INTRODUCTION: The proportion of patients with stage 1 renal tumours receiving partial nephrectomy is considered a quality of care indicator. The objective of this study was to characterize surgical practice patterns at Canadian academic institutions for the treatment of these tumours. METHODS: The Canadian Kidney Cancer Information System (CKCis) is a multicentre collaboration of 13 academic institutions in Canada. All patients with pathologic stage T1 renal tumours in CKCis were identified. Descriptive statistics were performed to characterize practice patterns over time. Associations between patient, tumour, and treatment factors with the use of partial nephrectomy were determined. RESULTS: From 1988 to April 2014, 1453 patients with pathologic stage 1 renal tumours were entered in the CKCis database. Of these, 977 (67%) patients had pT1a tumours; of these, 765 (78%) received partial nephrectomy. Of the total number of patients (1453), 476 (33%) had pT1b tumours; of these, 204 (43%) received partial nephrectomy. The use of partial nephrectomy increased over time from 60% to 90% for pT1a tumours and 20% to 60% for pT1b tumours. Stage pT1b (relative risk [RR] 0.56, 95% confidence interval [CI] 0.50-0.63) and minimally invasive surgical approach (RR 0.78, 95% CI 0.73-0.84 for pT1a and RR 0.23, 95% CI 0.17-0.30 for pT1b) were associated with decreased use of partial nephrectomy. Most patient factors including age, gender, body mass index, hypertension, and renal function were not significantly associated with use of partial nephrectomy (p > 0.05). CONCLUSION: Almost all pT1a and most pT1b renal tumours managed surgically at academic centres in Canada receive partial nephrectomy.
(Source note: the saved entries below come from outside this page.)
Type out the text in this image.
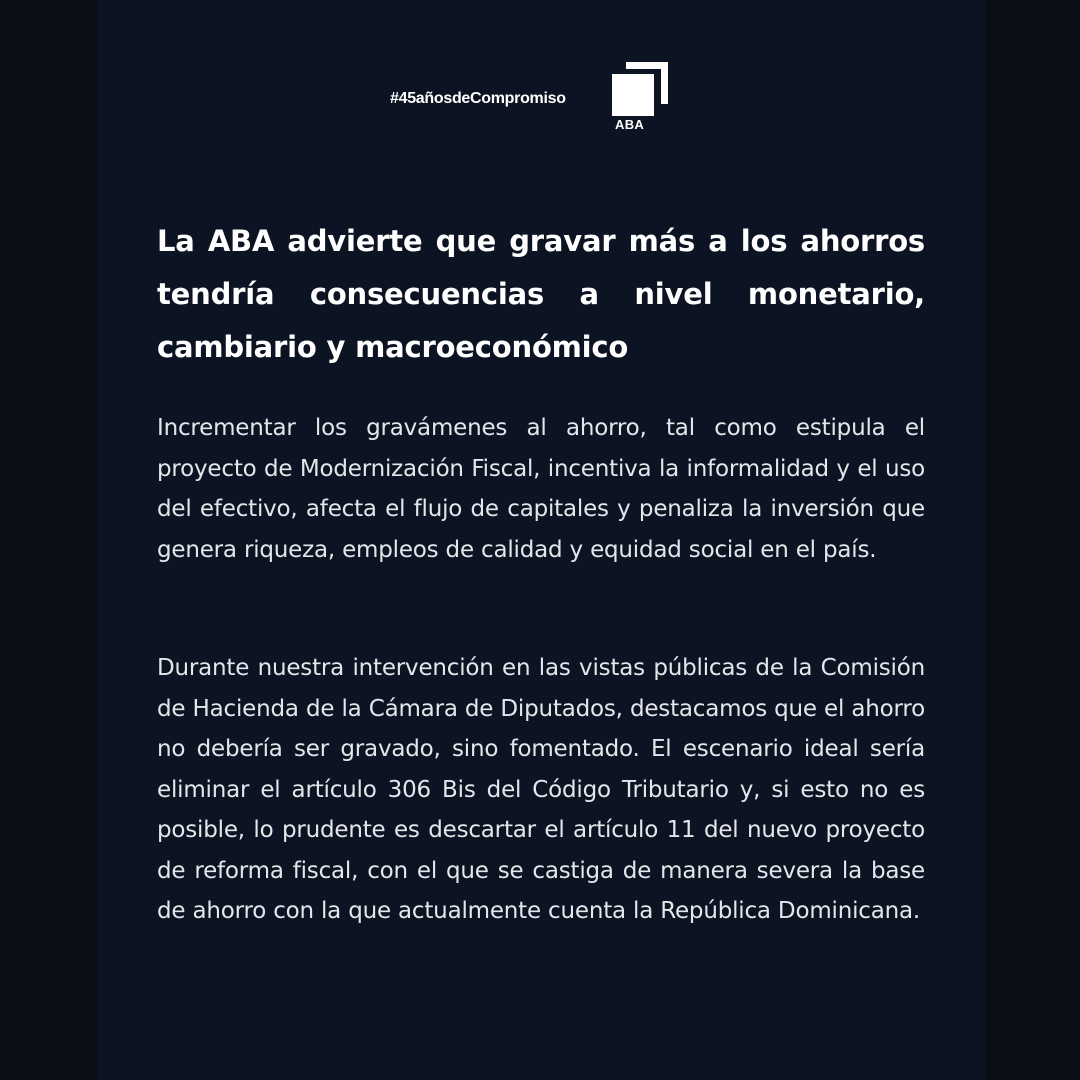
#45añosdeCompromiso
ABA
La ABA advierte que gravar más a los ahorros tendría consecuencias a nivel monetario, cambiario y macroeconómico

Incrementar los gravámenes al ahorro, tal como estipula el proyecto de Modernización Fiscal, incentiva la informalidad y el uso del efectivo, afecta el flujo de capitales y penaliza la inversión que genera riqueza, empleos de calidad y equidad social en el país.

Durante nuestra intervención en las vistas públicas de la Comisión de Hacienda de la Cámara de Diputados, destacamos que el ahorro no debería ser gravado, sino fomentado. El escenario ideal sería eliminar el artículo 306 Bis del Código Tributario y, si esto no es posible, lo prudente es descartar el artículo 11 del nuevo proyecto de reforma fiscal, con el que se castiga de manera severa la base de ahorro con la que actualmente cuenta la República Dominicana.
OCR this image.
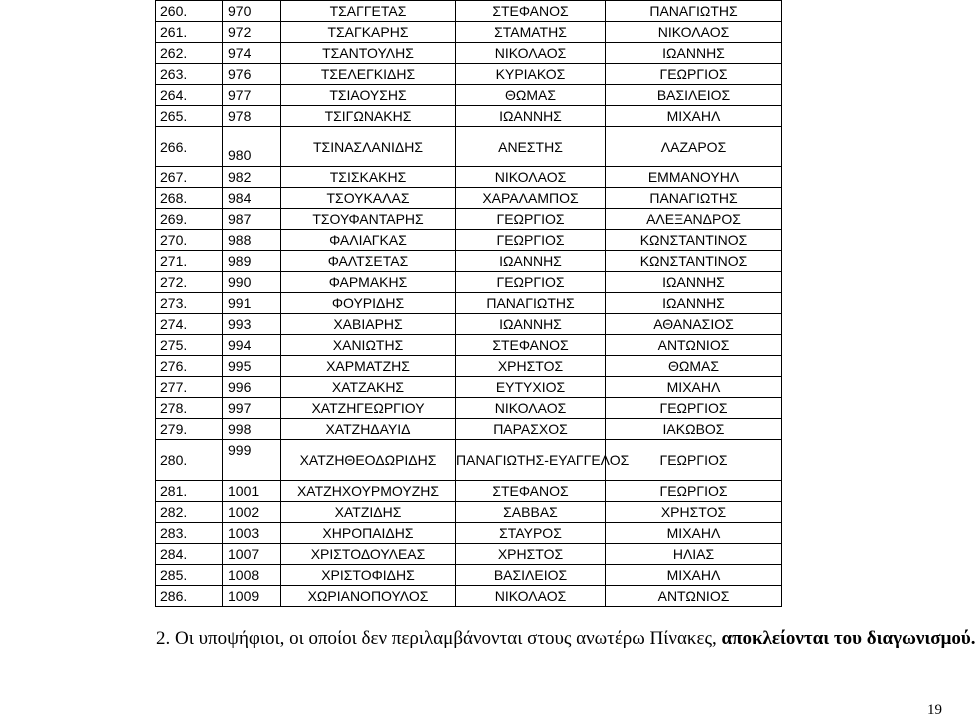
260.	970	ΤΣΑΓΓΕΤΑΣ	ΣΤΕΦΑΝΟΣ	ΠΑΝΑΓΙΩΤΗΣ
261.	972	ΤΣΑΓΚΑΡΗΣ	ΣΤΑΜΑΤΗΣ	ΝΙΚΟΛΑΟΣ
262.	974	ΤΣΑΝΤΟΥΛΗΣ	ΝΙΚΟΛΑΟΣ	ΙΩΑΝΝΗΣ
263.	976	ΤΣΕΛΕΓΚΙΔΗΣ	ΚΥΡΙΑΚΟΣ	ΓΕΩΡΓΙΟΣ
264.	977	ΤΣΙΑΟΥΣΗΣ	ΘΩΜΑΣ	ΒΑΣΙΛΕΙΟΣ
265.	978	ΤΣΙΓΩΝΑΚΗΣ	ΙΩΑΝΝΗΣ	ΜΙΧΑΗΛ
266.	980	ΤΣΙΝΑΣΛΑΝΙΔΗΣ	ΑΝΕΣΤΗΣ	ΛΑΖΑΡΟΣ
267.	982	ΤΣΙΣΚΑΚΗΣ	ΝΙΚΟΛΑΟΣ	ΕΜΜΑΝΟΥΗΛ
268.	984	ΤΣΟΥΚΑΛΑΣ	ΧΑΡΑΛΑΜΠΟΣ	ΠΑΝΑΓΙΩΤΗΣ
269.	987	ΤΣΟΥΦΑΝΤΑΡΗΣ	ΓΕΩΡΓΙΟΣ	ΑΛΕΞΑΝΔΡΟΣ
270.	988	ΦΑΛΙΑΓΚΑΣ	ΓΕΩΡΓΙΟΣ	ΚΩΝΣΤΑΝΤΙΝΟΣ
271.	989	ΦΑΛΤΣΕΤΑΣ	ΙΩΑΝΝΗΣ	ΚΩΝΣΤΑΝΤΙΝΟΣ
272.	990	ΦΑΡΜΑΚΗΣ	ΓΕΩΡΓΙΟΣ	ΙΩΑΝΝΗΣ
273.	991	ΦΟΥΡΙΔΗΣ	ΠΑΝΑΓΙΩΤΗΣ	ΙΩΑΝΝΗΣ
274.	993	ΧΑΒΙΑΡΗΣ	ΙΩΑΝΝΗΣ	ΑΘΑΝΑΣΙΟΣ
275.	994	ΧΑΝΙΩΤΗΣ	ΣΤΕΦΑΝΟΣ	ΑΝΤΩΝΙΟΣ
276.	995	ΧΑΡΜΑΤΖΗΣ	ΧΡΗΣΤΟΣ	ΘΩΜΑΣ
277.	996	ΧΑΤΖΑΚΗΣ	ΕΥΤΥΧΙΟΣ	ΜΙΧΑΗΛ
278.	997	ΧΑΤΖΗΓΕΩΡΓΙΟΥ	ΝΙΚΟΛΑΟΣ	ΓΕΩΡΓΙΟΣ
279.	998	ΧΑΤΖΗΔΑΥΙΔ	ΠΑΡΑΣΧΟΣ	ΙΑΚΩΒΟΣ
280.	999	ΧΑΤΖΗΘΕΟΔΩΡΙΔΗΣ	ΠΑΝΑΓΙΩΤΗΣ-ΕΥΑΓΓΕΛΟΣ	ΓΕΩΡΓΙΟΣ
281.	1001	ΧΑΤΖΗΧΟΥΡΜΟΥΖΗΣ	ΣΤΕΦΑΝΟΣ	ΓΕΩΡΓΙΟΣ
282.	1002	ΧΑΤΖΙΔΗΣ	ΣΑΒΒΑΣ	ΧΡΗΣΤΟΣ
283.	1003	ΧΗΡΟΠΑΙΔΗΣ	ΣΤΑΥΡΟΣ	ΜΙΧΑΗΛ
284.	1007	ΧΡΙΣΤΟΔΟΥΛΕΑΣ	ΧΡΗΣΤΟΣ	ΗΛΙΑΣ
285.	1008	ΧΡΙΣΤΟΦΙΔΗΣ	ΒΑΣΙΛΕΙΟΣ	ΜΙΧΑΗΛ
286.	1009	ΧΩΡΙΑΝΟΠΟΥΛΟΣ	ΝΙΚΟΛΑΟΣ	ΑΝΤΩΝΙΟΣ
2. Οι υποψήφιοι, οι οποίοι δεν περιλαμβάνονται στους ανωτέρω Πίνακες, αποκλείονται του διαγωνισμού.
19
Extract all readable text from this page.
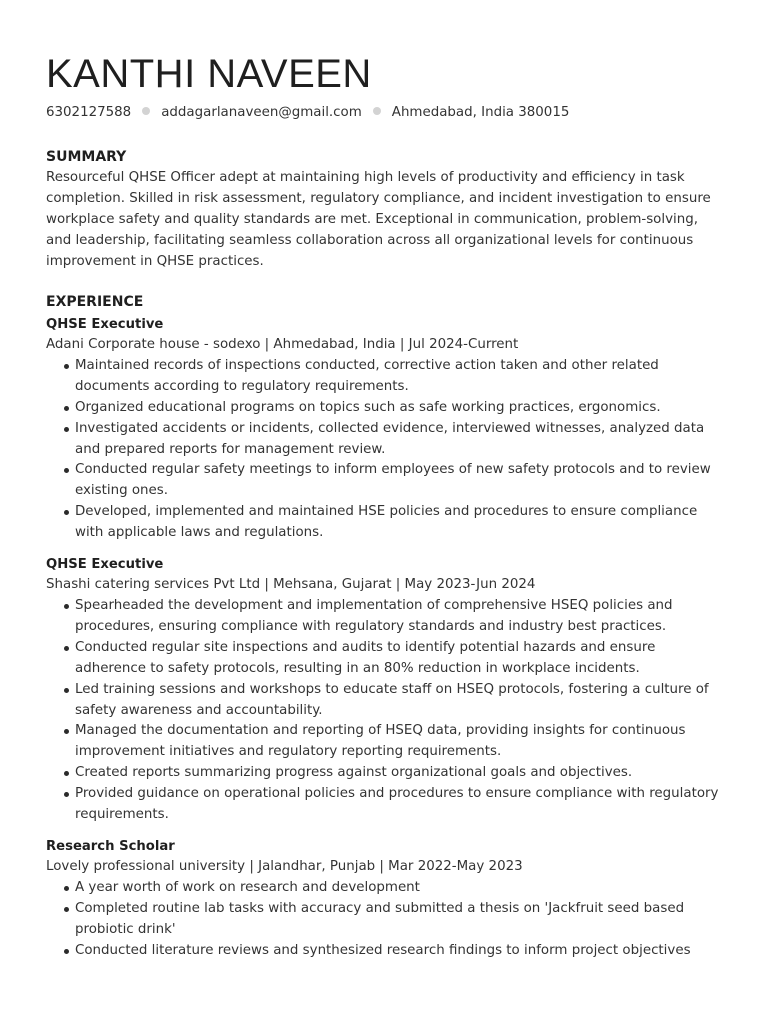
KANTHI NAVEEN
6302127588 addagarlanaveen@gmail.com Ahmedabad, India 380015
SUMMARY

Resourceful QHSE Officer adept at maintaining high levels of productivity and efficiency in task completion. Skilled in risk assessment, regulatory compliance, and incident investigation to ensure workplace safety and quality standards are met. Exceptional in communication, problem-solving, and leadership, facilitating seamless collaboration across all organizational levels for continuous improvement in QHSE practices.

EXPERIENCE
QHSE Executive
Adani Corporate house - sodexo | Ahmedabad, India | Jul 2024-Current
Maintained records of inspections conducted, corrective action taken and other related documents according to regulatory requirements.
Organized educational programs on topics such as safe working practices, ergonomics.
Investigated accidents or incidents, collected evidence, interviewed witnesses, analyzed data and prepared reports for management review.
Conducted regular safety meetings to inform employees of new safety protocols and to review existing ones.
Developed, implemented and maintained HSE policies and procedures to ensure compliance with applicable laws and regulations.
QHSE Executive
Shashi catering services Pvt Ltd | Mehsana, Gujarat | May 2023-Jun 2024
Spearheaded the development and implementation of comprehensive HSEQ policies and procedures, ensuring compliance with regulatory standards and industry best practices.
Conducted regular site inspections and audits to identify potential hazards and ensure adherence to safety protocols, resulting in an 80% reduction in workplace incidents.
Led training sessions and workshops to educate staff on HSEQ protocols, fostering a culture of safety awareness and accountability.
Managed the documentation and reporting of HSEQ data, providing insights for continuous improvement initiatives and regulatory reporting requirements.
Created reports summarizing progress against organizational goals and objectives.
Provided guidance on operational policies and procedures to ensure compliance with regulatory requirements.
Research Scholar
Lovely professional university | Jalandhar, Punjab | Mar 2022-May 2023
A year worth of work on research and development
Completed routine lab tasks with accuracy and submitted a thesis on 'Jackfruit seed based probiotic drink'
Conducted literature reviews and synthesized research findings to inform project objectives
The use of partial versus radical nephrectomy appears to occur independently of patient age and comorbid status, which may indicate that urologists are performing partial nephrectomy whenever technically feasible based on tumour factors. Although the ideal proportion patients receiving partial nephrectomy cannot be determined, treatment distribution observed in this cohort may indicate an achievable case distribution among experienced surgeons.